During the attack on the ESPN site, "Ownz" was asked if the collective made any demands on sites it attacked, such as demanding blackmail money.
"We will make one demand actually.. Secure your website and get better servers, otherwise be attacked again," he said.
The vulnerable internet
For James Norton, the former deputy secretary at the Department of Homeland Security who now teaches on cybersecurity policy at Johns Hopkins University, the incident was an example of how attacks on key junctures in the network can yield massive disruption.
"I think you can see how fragile the internet network actually is," he said.
Dyn officials said attacks stemmed from tens of millions of devices connected to the internet — closed-circuit video cameras, digital video recorders and even thermostats — that were infected with malware. Attacks came in waves and from IP addresses from around the world, shifting geographically.
Dyn first became aware of an attack around 7:00 a.m. local time, focused on data centers on the East Coast of the US Services were restored about two hours later. But then attackers shifted to offshore data centers, and the latest wave of problems continued until Friday evening Eastern time.
"It is a very smart attack. As we start to mitigate they react and start to throw something that's over the top," Kyle York, chief strategy officer of Dyn, on a call with reporters.
The U.S. Department of Homeland Security is monitoring the situation, White House spokesman Josh Earnest told reporters Friday. He said he had no information about who may be behind the disruption.

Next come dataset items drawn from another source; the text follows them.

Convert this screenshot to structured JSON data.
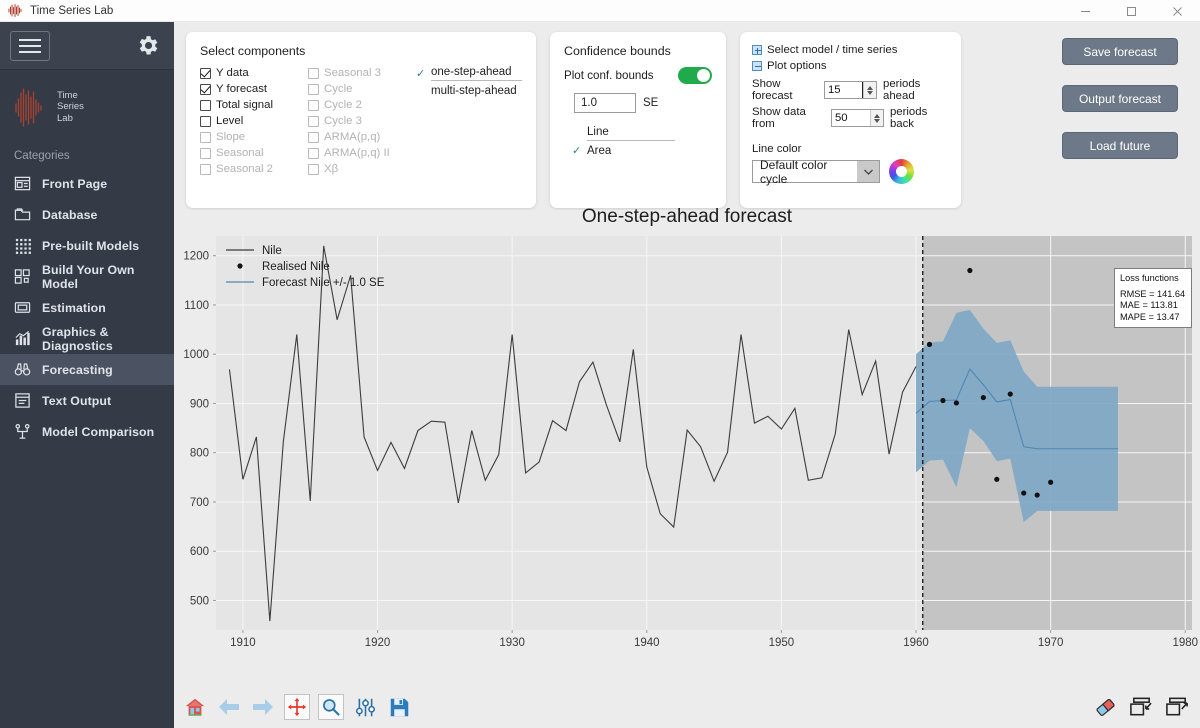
{
  "window": {
    "title": "Time Series Lab",
    "minimize_label": "–",
    "maximize_label": "☐",
    "close_label": "✕"
  },
  "sidebar": {
    "logo_text": "Time\nSeries\nLab",
    "logo_line1": "Time",
    "logo_line2": "Series",
    "logo_line3": "Lab",
    "categories_label": "Categories",
    "items": [
      {
        "label": "Front Page",
        "icon": "front-page-icon",
        "active": false
      },
      {
        "label": "Database",
        "icon": "database-icon",
        "active": false
      },
      {
        "label": "Pre-built Models",
        "icon": "grid-dots-icon",
        "active": false
      },
      {
        "label": "Build Your Own Model",
        "icon": "blocks-icon",
        "active": false
      },
      {
        "label": "Estimation",
        "icon": "chip-icon",
        "active": false
      },
      {
        "label": "Graphics & Diagnostics",
        "icon": "bar-chart-icon",
        "active": false
      },
      {
        "label": "Forecasting",
        "icon": "binoculars-icon",
        "active": true
      },
      {
        "label": "Text Output",
        "icon": "text-output-icon",
        "active": false
      },
      {
        "label": "Model Comparison",
        "icon": "compare-icon",
        "active": false
      }
    ]
  },
  "components_panel": {
    "title": "Select components",
    "column1": [
      {
        "label": "Y data",
        "checked": true,
        "enabled": true
      },
      {
        "label": "Y forecast",
        "checked": true,
        "enabled": true
      },
      {
        "label": "Total signal",
        "checked": false,
        "enabled": true
      },
      {
        "label": "Level",
        "checked": false,
        "enabled": true
      },
      {
        "label": "Slope",
        "checked": false,
        "enabled": false
      },
      {
        "label": "Seasonal",
        "checked": false,
        "enabled": false
      },
      {
        "label": "Seasonal 2",
        "checked": false,
        "enabled": false
      }
    ],
    "column2": [
      {
        "label": "Seasonal 3",
        "checked": false,
        "enabled": false
      },
      {
        "label": "Cycle",
        "checked": false,
        "enabled": false
      },
      {
        "label": "Cycle 2",
        "checked": false,
        "enabled": false
      },
      {
        "label": "Cycle 3",
        "checked": false,
        "enabled": false
      },
      {
        "label": "ARMA(p,q)",
        "checked": false,
        "enabled": false
      },
      {
        "label": "ARMA(p,q) II",
        "checked": false,
        "enabled": false
      },
      {
        "label": "Xβ",
        "checked": false,
        "enabled": false
      }
    ],
    "step_options": [
      {
        "label": "one-step-ahead",
        "selected": true
      },
      {
        "label": "multi-step-ahead",
        "selected": false
      }
    ],
    "check_glyph": "✓"
  },
  "confidence_panel": {
    "title": "Confidence bounds",
    "plot_bounds_label": "Plot conf. bounds",
    "plot_bounds_on": true,
    "se_value": "1.0",
    "se_unit": "SE",
    "bound_styles": [
      {
        "label": "Line",
        "selected": false
      },
      {
        "label": "Area",
        "selected": true
      }
    ],
    "check_glyph": "✓"
  },
  "model_panel": {
    "tree_items": [
      {
        "label": "Select model / time series",
        "expandable": true
      },
      {
        "label": "Plot options",
        "expandable": false
      }
    ],
    "forecast_label": "Show forecast",
    "forecast_value": "15",
    "forecast_suffix": "periods ahead",
    "databack_label": "Show data from",
    "databack_value": "50",
    "databack_suffix": "periods back",
    "line_color_label": "Line color",
    "line_color_value": "Default color cycle",
    "color_wheel_icon": "color-wheel-icon"
  },
  "action_buttons": [
    {
      "label": "Save forecast"
    },
    {
      "label": "Output forecast"
    },
    {
      "label": "Load future"
    }
  ],
  "loss_functions": {
    "title": "Loss functions",
    "rows": [
      "RMSE = 141.64",
      "MAE = 113.81",
      "MAPE = 13.47"
    ]
  },
  "toolbar": {
    "left": [
      {
        "name": "home-icon",
        "label": "Home"
      },
      {
        "name": "back-arrow-icon",
        "label": "Back"
      },
      {
        "name": "forward-arrow-icon",
        "label": "Forward"
      },
      {
        "name": "pan-icon",
        "label": "Pan"
      },
      {
        "name": "zoom-icon",
        "label": "Zoom"
      },
      {
        "name": "sliders-icon",
        "label": "Configure subplots"
      },
      {
        "name": "save-disk-icon",
        "label": "Save figure"
      }
    ],
    "right": [
      {
        "name": "eraser-icon",
        "label": "Clear"
      },
      {
        "name": "window-shrink-icon",
        "label": "Shrink window"
      },
      {
        "name": "window-expand-icon",
        "label": "Expand window"
      }
    ]
  },
  "chart_data": {
    "type": "line",
    "title": "One-step-ahead forecast",
    "xlabel": "",
    "ylabel": "",
    "xlim": [
      1908.0,
      1980.5
    ],
    "ylim": [
      440,
      1240
    ],
    "xticks": [
      1910,
      1920,
      1930,
      1940,
      1950,
      1960,
      1970,
      1980
    ],
    "yticks": [
      500,
      600,
      700,
      800,
      900,
      1000,
      1100,
      1200
    ],
    "grid": true,
    "legend_position": "upper left",
    "legend": [
      {
        "label": "Nile",
        "style": "line",
        "color": "#3c3c3c"
      },
      {
        "label": "Realised Nile",
        "style": "marker",
        "color": "#111111"
      },
      {
        "label": "Forecast Nile +/- 1.0 SE",
        "style": "line",
        "color": "#4f87b5"
      }
    ],
    "forecast_start": 1961,
    "forecast_shade_color": "#b0b0b0",
    "conf_band_color": "#7ea7c4",
    "series": [
      {
        "name": "Nile",
        "color": "#3c3c3c",
        "x": [
          1909,
          1910,
          1911,
          1912,
          1913,
          1914,
          1915,
          1916,
          1917,
          1918,
          1919,
          1920,
          1921,
          1922,
          1923,
          1924,
          1925,
          1926,
          1927,
          1928,
          1929,
          1930,
          1931,
          1932,
          1933,
          1934,
          1935,
          1936,
          1937,
          1938,
          1939,
          1940,
          1941,
          1942,
          1943,
          1944,
          1945,
          1946,
          1947,
          1948,
          1949,
          1950,
          1951,
          1952,
          1953,
          1954,
          1955,
          1956,
          1957,
          1958,
          1959,
          1960
        ],
        "y": [
          969,
          746,
          832,
          458,
          822,
          1040,
          702,
          1220,
          1070,
          1160,
          832,
          764,
          821,
          768,
          845,
          864,
          862,
          698,
          845,
          744,
          796,
          1040,
          759,
          781,
          865,
          845,
          944,
          984,
          897,
          822,
          1010,
          771,
          676,
          649,
          846,
          812,
          742,
          801,
          1040,
          860,
          874,
          848,
          890,
          744,
          749,
          838,
          1050,
          918,
          986,
          797,
          923,
          975
        ]
      },
      {
        "name": "Realised Nile",
        "color": "#111111",
        "style": "scatter",
        "x": [
          1961,
          1962,
          1963,
          1964,
          1965,
          1966,
          1967,
          1968,
          1969,
          1970
        ],
        "y": [
          1020,
          906,
          901,
          1170,
          912,
          746,
          919,
          718,
          714,
          740
        ]
      },
      {
        "name": "Forecast Nile",
        "color": "#4f87b5",
        "x": [
          1960,
          1961,
          1962,
          1963,
          1964,
          1965,
          1966,
          1967,
          1968,
          1969,
          1970,
          1971,
          1972,
          1973,
          1974,
          1975
        ],
        "y": [
          880,
          904,
          906,
          907,
          970,
          938,
          903,
          908,
          812,
          808,
          808,
          808,
          808,
          808,
          808,
          808
        ]
      },
      {
        "name": "Conf upper (+1 SE)",
        "color": "#7ea7c4",
        "x": [
          1960,
          1961,
          1962,
          1963,
          1964,
          1965,
          1966,
          1967,
          1968,
          1969,
          1970,
          1971,
          1972,
          1973,
          1974,
          1975
        ],
        "y": [
          1000,
          1024,
          1026,
          1084,
          1090,
          1052,
          1023,
          1028,
          965,
          934,
          934,
          934,
          934,
          934,
          934,
          934
        ]
      },
      {
        "name": "Conf lower (-1 SE)",
        "color": "#7ea7c4",
        "x": [
          1960,
          1961,
          1962,
          1963,
          1964,
          1965,
          1966,
          1967,
          1968,
          1969,
          1970,
          1971,
          1972,
          1973,
          1974,
          1975
        ],
        "y": [
          760,
          784,
          786,
          730,
          850,
          824,
          783,
          788,
          659,
          682,
          682,
          682,
          682,
          682,
          682,
          682
        ]
      }
    ]
  }
}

Security experts have recently expressed concern over increasing power of denial-of-service attacks following high-profile electronic assaults against investigative journalist Brian Krebs and French internet service provider OVH .
In a widely shared essay titled "Someone Is Learning How to Take Down the Internet," respected security expert Bruce Schneier said last month that major internet infrastructure companies were seeing a series of worrying denial-of-service attacks.
"Someone is extensively testing the core defensive capabilities of the companies that provide critical internet services," he said.